If I would count them, they are more than the sand.
I awake, and I am still with you.
When I recall the circumstances of my childhood, with parents whose own struggles left them neither reliable nor dependable, it is not surprising that it was hard for me to trust God, to trust that his promises and his love were reliable and for me. But here, as I named and confessed my fears to the Lord, I encountered God’s grace and love. God was not surprised or angered by my confession.7 To the contrary, he was delighted that I could come to grips with my fears and bring them to him. In that moment, as I prayed, repenting of fearfulness and lack of trust, in the Workshop, my Pops took off his heavy leather apron, and he and Jesus embraced me.
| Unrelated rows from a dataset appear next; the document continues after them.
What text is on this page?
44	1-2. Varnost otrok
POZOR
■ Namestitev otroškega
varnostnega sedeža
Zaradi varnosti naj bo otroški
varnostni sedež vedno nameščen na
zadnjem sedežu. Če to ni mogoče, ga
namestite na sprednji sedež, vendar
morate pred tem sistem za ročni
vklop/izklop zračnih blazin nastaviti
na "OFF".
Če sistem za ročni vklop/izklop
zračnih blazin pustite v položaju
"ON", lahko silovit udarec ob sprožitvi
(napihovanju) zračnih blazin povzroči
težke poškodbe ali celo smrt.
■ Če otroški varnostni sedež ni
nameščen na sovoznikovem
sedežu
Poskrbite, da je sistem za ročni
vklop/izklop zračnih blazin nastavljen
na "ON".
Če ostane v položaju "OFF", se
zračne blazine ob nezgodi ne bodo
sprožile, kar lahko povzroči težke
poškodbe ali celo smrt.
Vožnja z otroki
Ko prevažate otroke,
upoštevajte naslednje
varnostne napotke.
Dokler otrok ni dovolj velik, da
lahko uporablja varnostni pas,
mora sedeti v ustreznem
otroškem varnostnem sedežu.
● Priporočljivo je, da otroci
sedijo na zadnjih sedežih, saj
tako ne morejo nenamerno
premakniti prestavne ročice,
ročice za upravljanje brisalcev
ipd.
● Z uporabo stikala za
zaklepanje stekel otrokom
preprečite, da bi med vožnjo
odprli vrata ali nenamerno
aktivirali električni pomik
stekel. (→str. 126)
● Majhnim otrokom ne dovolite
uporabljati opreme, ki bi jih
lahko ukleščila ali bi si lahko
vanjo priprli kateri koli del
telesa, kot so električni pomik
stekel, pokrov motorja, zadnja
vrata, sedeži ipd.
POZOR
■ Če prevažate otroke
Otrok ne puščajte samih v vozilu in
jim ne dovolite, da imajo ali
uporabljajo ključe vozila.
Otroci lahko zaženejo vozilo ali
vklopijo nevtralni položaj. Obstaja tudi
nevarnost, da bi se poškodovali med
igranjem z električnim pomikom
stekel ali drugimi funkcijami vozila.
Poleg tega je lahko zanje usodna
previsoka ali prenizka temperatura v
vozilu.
This was a foundational step in my healing. Foundational, but in no way final. Our hiding from God sets up a vicious cycle. We hide because we are ashamed (see Genesis 3:8-11). Then, in turn, we are ashamed because we have hidden from God, which can lead us into deeper hiding. Knowing ourselves and allowing God to know us not only breaks that destructive cycle, but it also sets up the opposite: a virtuous cycle. As we are known, we experience God’s compassionate love and forgiveness. Knowing his love and forgiveness gives us the confidence and courage to broaden and deepen the self-knowledge that we can share with the Lord. As I write this, years after these encounters, I am still in those cycles. Sometimes I slip back into hiding; the defensive habits that we relied on for years are pernicious. But more often, I find myself in the virtuous cycle of learning who I am and understanding that I am loved for who I am, not who I think I am supposed to be.
Without really knowing it, I was, in effect, back down in the hole, doing the work of clearing the rocks that blocked the flow of life-giving water. Understanding who I really am and bringing that self to Jesus was a remedy for my past habits of shame and hiding. I was “naming” the rocks of fear, doubt, inadequacy, and shame. Each time I “named” a rock and brought it to Jesus, I was slowly but surely letting God’s life flow more freely through me. Experiencing my Pops’ love for me, the real me, was liberating and exhilarating. But God was about to turn my experience of him up – way up.
1Never underestimate the wisdom of grandmas.
22 Corinthians 4:16b HCSB, emphasis added.
3Ephesians 4:23b HCSB, emphasis added.
4Colossians 3:9b-10 ESV, emphasis added.
5Romans 12:2b ESV, emphasis added.
6John 3:3b ESV.
7Almost without exception, we think that God, who we acknowledge knows everything, will be surprised but some bit of news about ourselves we have been withholding from him. What are you hiding from God? He already knows it, so you might as well ‘fess up.